Another time the police came to visit students at our halls of residence. Their advice was straightforward. If someone decided to rape us, we should let them; 'Better raped than dead,' was their advice on the subject. But this came with a corollary, told to us that very same night, after the police had left, by one of our number with two brothers in the Met. According to her, her brothers always knew when someone came into the station having been 'really' raped because the victim would be beaten to hell and back, covered in blood and sperm and bruises. 'No man would want to to fuck her,' was the sagacious judgement of these officers of the law. Disgust again, this time not as a shield but a validator in the eyes of men whose first decision on seeing a female rape victim would be to check her attractiveness and use it as a barometer of deceit/exaggeration.

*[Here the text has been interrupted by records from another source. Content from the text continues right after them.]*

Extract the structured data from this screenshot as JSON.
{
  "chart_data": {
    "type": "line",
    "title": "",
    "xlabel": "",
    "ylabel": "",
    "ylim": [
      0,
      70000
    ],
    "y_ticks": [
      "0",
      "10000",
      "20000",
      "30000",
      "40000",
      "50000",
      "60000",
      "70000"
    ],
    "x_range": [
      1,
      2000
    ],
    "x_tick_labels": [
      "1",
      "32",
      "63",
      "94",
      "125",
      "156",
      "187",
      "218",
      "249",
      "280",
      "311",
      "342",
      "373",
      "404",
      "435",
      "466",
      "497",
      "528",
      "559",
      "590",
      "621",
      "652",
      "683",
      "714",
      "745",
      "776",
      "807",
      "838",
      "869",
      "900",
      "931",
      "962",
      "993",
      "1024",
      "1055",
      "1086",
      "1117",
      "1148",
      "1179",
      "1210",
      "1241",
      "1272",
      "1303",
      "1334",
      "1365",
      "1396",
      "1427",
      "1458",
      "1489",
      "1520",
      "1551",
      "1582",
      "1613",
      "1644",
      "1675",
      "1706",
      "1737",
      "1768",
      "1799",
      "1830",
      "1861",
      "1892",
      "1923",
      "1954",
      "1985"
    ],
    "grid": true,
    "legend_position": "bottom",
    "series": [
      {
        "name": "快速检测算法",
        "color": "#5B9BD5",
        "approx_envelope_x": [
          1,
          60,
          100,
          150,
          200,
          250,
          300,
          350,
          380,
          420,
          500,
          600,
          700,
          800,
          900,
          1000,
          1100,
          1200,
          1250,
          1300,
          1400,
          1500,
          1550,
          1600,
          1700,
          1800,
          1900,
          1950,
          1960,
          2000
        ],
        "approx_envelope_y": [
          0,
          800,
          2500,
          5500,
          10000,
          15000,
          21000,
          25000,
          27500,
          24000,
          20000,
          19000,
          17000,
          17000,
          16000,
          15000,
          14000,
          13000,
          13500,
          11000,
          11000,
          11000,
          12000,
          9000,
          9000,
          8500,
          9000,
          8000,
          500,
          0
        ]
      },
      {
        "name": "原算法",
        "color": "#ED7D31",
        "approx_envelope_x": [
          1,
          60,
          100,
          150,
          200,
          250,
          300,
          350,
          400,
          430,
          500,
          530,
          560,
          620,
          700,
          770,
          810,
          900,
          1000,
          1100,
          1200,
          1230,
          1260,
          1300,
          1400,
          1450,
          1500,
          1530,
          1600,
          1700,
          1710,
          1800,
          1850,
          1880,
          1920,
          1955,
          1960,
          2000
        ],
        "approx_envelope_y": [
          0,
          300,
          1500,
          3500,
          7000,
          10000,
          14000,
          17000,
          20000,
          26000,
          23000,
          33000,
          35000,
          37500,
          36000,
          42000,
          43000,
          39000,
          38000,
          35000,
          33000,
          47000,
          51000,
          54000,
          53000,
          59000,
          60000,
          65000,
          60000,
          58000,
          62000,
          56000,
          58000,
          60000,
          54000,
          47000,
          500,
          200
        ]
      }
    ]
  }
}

So here was the problem. If a rapist attacked, it was best to let him have his way in order to survive. But unless he nearly killed his victim, she would not be believed. What was the choice? Do you face death/ultraviolence or the sneer of a society built around hating you? When the time came for me, as for so many women, to face a would-be rapist, I fought and I was very lucky to survive, let alone get out unmolested. Many people, police officers, barristers, counsellors, have asked me why I grabbed the knife as it came towards me and there are many raw, different reasons, but one main one is this: I don't want to live in a world where I have to face death before people believe me.

And that really is all.

A statue

May. 28th, 2014 04:31 pm
smokingboot: (default)
That's how I feel right now, and I have no idea why.

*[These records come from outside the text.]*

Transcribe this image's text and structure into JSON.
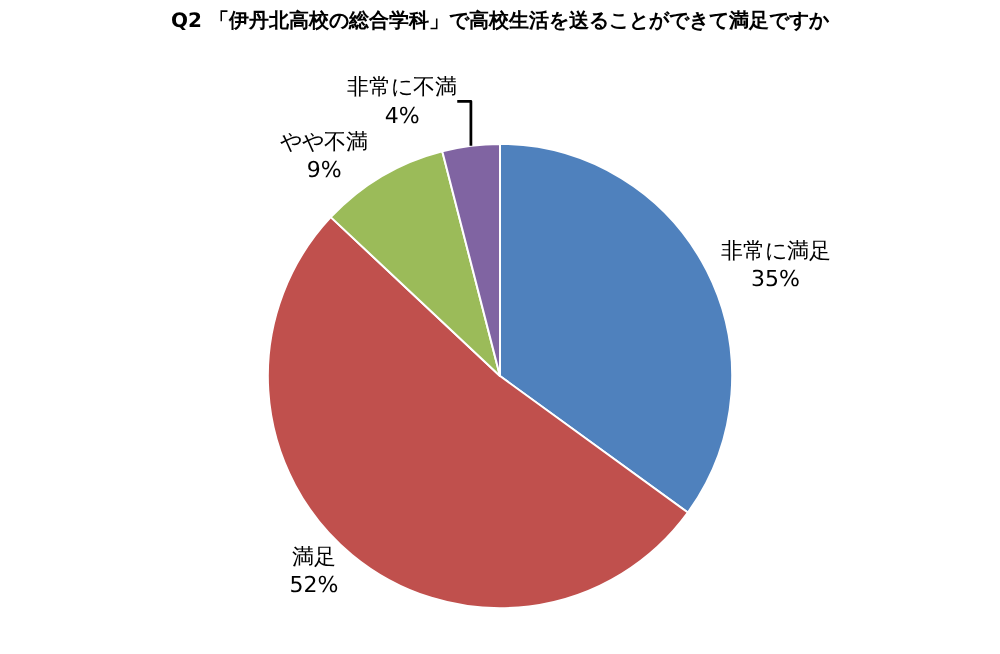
{
  "chart_data": {
    "type": "pie",
    "title": "Q2 「伊丹北高校の総合学科」で高校生活を送ることができて満足ですか",
    "categories": [
      "非常に満足",
      "満足",
      "やや不満",
      "非常に不満"
    ],
    "values": [
      35,
      52,
      9,
      4
    ],
    "value_labels": [
      "35%",
      "52%",
      "9%",
      "4%"
    ],
    "colors": [
      "#4f81bd",
      "#c0504d",
      "#9bbb59",
      "#8064a2"
    ],
    "legend": false
  }
}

Sometimes time just slips away from me. There are a couple of things I have done today, and I have a lot to do tomorrow. I could do these things now, but I feel slow and strange and a little ill.

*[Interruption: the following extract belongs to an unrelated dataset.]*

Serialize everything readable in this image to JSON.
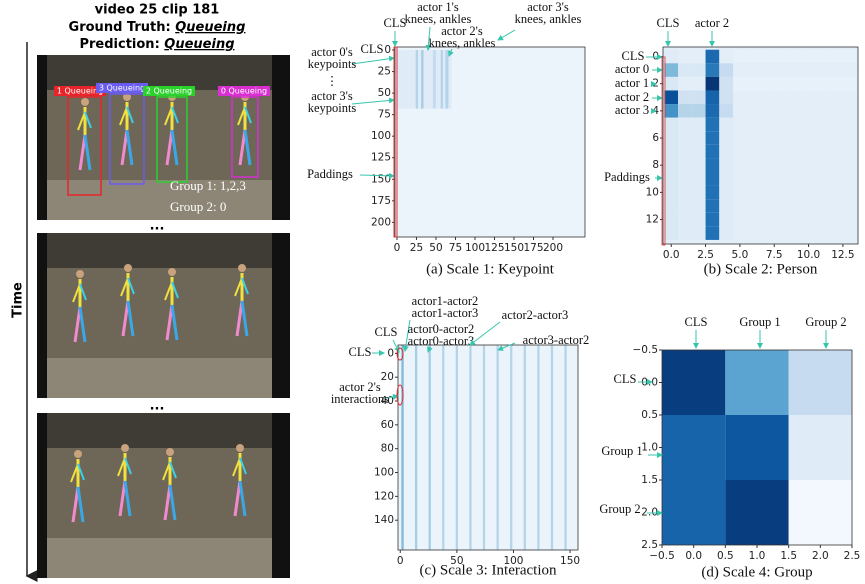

I don't know if it is about Elliot Rodger and all that stuff; no,it isn't. It's this creaking feeling I have, just tired and strained. Maybe it's too much rain. Tomorrow I have a booking to make and logistical stuff to carry out, it is nothing much. But it overwhelms me. I am putting it off and I know it. But OK, I write it here to seal the deal. Tomorrow morning I deal with it.

Sometimes, everything seems to take forever. I am not even unhappy. Honestly, perhaps I just need sunshine.

[Edited to add] Wanted sunshine, got sunshine...last year there was a bright yellow rose in the front garden, lopped down by those idiots from Thames Water. Today, I noticed that she is back, bright gold and very sweet scented in the rain. It made me smile.